In a blog you write a story, in which you include one or more photos, images, diagrams or graphs for illustration (or because it attracts and holds attention). After all, if the story requires it, you want to use the multimedia options that are much easier to add in a blog than in a paper text. You often see a YouTube video embedded in a blog, with the same function: it illustrates your story with images and sound, and attracts attention.
The same possibility to enrich your story with images is given by including (embedding) a SlideShare presentation in your blog post. Especially if you are writing a blog post whose theme is related to a presentation (yours or someone else's) that is on SlideShare. The added value can be:
Blog and presentation: agreement in 'genre'
An idea, train of thought, or argument, a complicated method of research, or the results of research in a list to data few telling graphs are often already more or less 'polished' and concise: presented briefly and powerfully in well-maintained presentation slides that, if you're lucky, are ready for you on SlideShare. In a blog too, the guideline often prevails to keep it concise and not to elaborate or digress too much. If your presentation slides can replace a lot of text to take the place of what you wanted to say with a lot of text that is not easy to understand, then such a presentation is a welcome and visually attractive addition to the blog text.
Slides as custom illustrations
In line with this, the reverse situation: creating a presentation and uploading it to SlideShare, just for the sake of illustrating it in a blog. I have come across a presentation on SlideShare that consisted of one slide or a presentation of three or five slides. Perhaps these mini-presentations were never presented 'live with an audience', but were intended to be included as an illustration in a web page or blog article.

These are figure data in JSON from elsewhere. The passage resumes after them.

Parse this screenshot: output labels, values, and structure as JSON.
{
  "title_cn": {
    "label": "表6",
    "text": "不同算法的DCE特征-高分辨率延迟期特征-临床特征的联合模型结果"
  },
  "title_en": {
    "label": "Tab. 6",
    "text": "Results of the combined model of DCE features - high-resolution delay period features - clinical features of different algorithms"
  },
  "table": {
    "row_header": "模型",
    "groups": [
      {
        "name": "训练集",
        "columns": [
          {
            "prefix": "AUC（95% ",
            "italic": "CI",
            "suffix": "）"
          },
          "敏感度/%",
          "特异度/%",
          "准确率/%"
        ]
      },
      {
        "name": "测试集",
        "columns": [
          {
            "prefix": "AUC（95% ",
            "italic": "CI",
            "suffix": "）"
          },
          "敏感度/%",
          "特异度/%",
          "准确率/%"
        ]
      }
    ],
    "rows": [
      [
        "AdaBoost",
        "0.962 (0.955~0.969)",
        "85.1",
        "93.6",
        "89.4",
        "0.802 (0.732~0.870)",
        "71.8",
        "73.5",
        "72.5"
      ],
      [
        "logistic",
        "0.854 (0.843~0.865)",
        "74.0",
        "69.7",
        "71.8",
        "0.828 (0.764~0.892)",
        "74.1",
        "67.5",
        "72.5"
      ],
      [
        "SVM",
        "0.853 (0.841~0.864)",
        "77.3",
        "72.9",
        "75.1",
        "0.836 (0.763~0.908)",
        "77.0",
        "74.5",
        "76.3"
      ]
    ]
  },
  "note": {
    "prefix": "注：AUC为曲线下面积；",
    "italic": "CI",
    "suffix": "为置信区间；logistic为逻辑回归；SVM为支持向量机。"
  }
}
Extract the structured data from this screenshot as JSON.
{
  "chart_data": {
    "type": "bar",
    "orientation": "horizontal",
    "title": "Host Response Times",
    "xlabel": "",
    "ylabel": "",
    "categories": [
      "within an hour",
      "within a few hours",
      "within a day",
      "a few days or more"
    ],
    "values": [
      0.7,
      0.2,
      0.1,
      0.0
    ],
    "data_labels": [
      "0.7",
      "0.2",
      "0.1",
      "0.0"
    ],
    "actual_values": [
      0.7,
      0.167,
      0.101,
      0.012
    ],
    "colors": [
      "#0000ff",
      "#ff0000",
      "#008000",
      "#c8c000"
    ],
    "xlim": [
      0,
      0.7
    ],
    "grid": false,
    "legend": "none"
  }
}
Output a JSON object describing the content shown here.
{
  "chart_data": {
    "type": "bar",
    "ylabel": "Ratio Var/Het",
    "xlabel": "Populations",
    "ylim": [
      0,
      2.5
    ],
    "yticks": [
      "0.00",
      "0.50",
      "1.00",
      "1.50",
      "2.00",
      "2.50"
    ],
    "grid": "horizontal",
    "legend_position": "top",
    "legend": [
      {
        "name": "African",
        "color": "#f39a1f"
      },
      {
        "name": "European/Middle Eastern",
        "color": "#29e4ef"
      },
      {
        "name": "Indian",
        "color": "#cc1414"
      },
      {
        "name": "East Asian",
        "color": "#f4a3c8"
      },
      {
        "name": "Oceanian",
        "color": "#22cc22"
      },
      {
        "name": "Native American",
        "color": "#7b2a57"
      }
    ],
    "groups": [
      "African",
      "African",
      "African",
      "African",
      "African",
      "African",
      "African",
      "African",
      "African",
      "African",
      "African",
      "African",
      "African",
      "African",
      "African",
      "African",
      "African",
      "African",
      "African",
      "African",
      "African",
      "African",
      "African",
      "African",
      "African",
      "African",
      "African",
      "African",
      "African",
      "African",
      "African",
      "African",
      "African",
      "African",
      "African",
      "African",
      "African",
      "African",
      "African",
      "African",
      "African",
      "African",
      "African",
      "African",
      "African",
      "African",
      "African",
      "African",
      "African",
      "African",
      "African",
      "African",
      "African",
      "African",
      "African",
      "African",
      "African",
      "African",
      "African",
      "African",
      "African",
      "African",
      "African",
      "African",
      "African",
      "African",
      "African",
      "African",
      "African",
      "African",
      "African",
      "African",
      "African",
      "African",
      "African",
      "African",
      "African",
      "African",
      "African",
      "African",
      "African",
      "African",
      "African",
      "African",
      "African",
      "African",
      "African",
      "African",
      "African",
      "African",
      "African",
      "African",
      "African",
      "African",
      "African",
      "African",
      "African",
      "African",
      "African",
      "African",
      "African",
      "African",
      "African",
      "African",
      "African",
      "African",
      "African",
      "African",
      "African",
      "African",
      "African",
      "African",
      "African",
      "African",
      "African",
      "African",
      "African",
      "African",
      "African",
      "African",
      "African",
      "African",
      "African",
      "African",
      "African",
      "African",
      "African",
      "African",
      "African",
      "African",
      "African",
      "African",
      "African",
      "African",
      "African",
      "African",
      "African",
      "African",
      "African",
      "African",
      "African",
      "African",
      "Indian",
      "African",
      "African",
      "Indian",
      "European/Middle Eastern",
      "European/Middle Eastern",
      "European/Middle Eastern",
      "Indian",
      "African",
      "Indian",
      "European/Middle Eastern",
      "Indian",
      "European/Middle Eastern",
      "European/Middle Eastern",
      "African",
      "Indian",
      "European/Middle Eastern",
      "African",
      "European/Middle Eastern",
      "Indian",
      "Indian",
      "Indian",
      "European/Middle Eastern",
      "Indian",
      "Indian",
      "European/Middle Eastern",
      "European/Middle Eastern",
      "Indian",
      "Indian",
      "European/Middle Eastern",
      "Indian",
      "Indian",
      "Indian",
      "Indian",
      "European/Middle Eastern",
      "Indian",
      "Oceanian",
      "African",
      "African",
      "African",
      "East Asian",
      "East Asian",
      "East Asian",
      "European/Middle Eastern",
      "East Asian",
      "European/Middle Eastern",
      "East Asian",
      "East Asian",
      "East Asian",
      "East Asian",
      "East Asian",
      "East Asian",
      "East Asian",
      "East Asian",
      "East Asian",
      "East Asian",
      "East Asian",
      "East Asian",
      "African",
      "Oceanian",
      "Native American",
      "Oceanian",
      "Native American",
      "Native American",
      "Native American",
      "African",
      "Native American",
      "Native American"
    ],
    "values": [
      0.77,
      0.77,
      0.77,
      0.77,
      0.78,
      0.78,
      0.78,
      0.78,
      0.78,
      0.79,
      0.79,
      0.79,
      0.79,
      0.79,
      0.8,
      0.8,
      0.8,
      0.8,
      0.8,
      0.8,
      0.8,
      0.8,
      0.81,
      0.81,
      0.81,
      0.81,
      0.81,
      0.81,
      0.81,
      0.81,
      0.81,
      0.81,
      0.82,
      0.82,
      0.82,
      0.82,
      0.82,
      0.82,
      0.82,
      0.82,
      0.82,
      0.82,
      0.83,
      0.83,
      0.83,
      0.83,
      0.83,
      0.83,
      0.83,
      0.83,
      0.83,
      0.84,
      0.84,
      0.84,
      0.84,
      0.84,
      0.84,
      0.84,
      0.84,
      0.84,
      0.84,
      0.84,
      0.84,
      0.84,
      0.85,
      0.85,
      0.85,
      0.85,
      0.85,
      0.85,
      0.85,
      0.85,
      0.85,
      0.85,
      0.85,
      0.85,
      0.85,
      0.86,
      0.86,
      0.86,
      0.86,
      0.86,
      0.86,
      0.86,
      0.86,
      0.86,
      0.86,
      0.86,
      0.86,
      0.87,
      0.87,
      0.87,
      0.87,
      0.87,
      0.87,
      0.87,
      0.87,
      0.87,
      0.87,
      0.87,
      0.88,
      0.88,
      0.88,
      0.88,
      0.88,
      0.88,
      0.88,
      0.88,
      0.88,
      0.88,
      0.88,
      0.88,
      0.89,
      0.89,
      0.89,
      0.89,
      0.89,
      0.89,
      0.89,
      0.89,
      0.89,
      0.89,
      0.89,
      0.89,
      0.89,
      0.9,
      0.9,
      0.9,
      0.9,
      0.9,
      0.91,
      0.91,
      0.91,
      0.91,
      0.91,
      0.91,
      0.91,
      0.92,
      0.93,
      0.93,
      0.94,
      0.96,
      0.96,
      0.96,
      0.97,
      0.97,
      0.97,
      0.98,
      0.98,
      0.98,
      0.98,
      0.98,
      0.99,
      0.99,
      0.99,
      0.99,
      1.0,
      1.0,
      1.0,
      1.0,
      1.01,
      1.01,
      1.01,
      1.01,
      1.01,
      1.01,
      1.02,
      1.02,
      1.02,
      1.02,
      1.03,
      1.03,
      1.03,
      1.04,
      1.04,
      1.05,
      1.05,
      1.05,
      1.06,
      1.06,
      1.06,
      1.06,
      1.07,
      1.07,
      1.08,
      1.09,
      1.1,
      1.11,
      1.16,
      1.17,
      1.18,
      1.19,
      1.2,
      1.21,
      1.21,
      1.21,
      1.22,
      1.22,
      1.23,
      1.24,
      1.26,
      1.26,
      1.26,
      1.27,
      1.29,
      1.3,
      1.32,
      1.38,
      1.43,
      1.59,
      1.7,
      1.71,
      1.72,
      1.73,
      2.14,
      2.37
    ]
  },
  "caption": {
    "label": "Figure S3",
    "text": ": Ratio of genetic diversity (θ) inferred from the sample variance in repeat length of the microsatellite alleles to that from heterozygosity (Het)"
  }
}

This may seem like a cumbersome procedure, but on closer inspection it is more effective and efficient than making illustrations yourself. Because how do you make a nice bar graph, organizational chart or flowchart in a web editor, such as WordPress?
Integration instead of linking elsewhere
And not unimportant: with a link to somewhere else, in this case to SlideShare, there is always the chance that a reader will leave your blog and perhaps not return to it quickly. After all, a link that raises expectations invites you to click on it. That is not such a problem with microblogging (see above: Facebook and Twitter), but in a blog you may not want that.
Online presence
If it is important that your activities on the web are easily found, then the integration discussed above can be of great importance. After all, in personal branding or research activities of students, PhD candidates and scientists, it is all about an online profile . If the parts of that profile, instead of being fragmented and scattered, are visibly related to each other, its impact will be greater.
It is not without reason that a weblog is often referred to as the social hub for one's activities on various social media. The impact of a blog platform and that of a presentation platform can complement and reinforce each other. Especially when WordPress is such a good host for a SlideShare slideshow.
Finally: hands-on
How do you do that, integrate a SlideShare presentation into a WordPress post? To the left of the presentation are the social bookmarking icons. Click on the WordPress icon. You will then get a screen with options:
slideshare
Click 'Copy' to copy the embed code (called 'shortcode' here). In the WordPress editor, place the cursor where you want to place your presentation. For illustration purposes, I have done this below. It is a presentation by Joël Bosch about the experiment among students at Radboud University in Nijmegen (summer 2012).
SlideShare is a social content network with rich content: in addition to PowerPoint and Keynote presentations, you increasingly see PDF files that you play as a presentation, within SlideShare or embedded in a WordPress post. You are free to (re)use presentations from others, as long as you mention the source with a link to the location. If you do not have a SlideShare account, you can view everything there and then, and integrate presentations in a WordPress article, for example. But perhaps this story has motivated you to create a SlideShare account.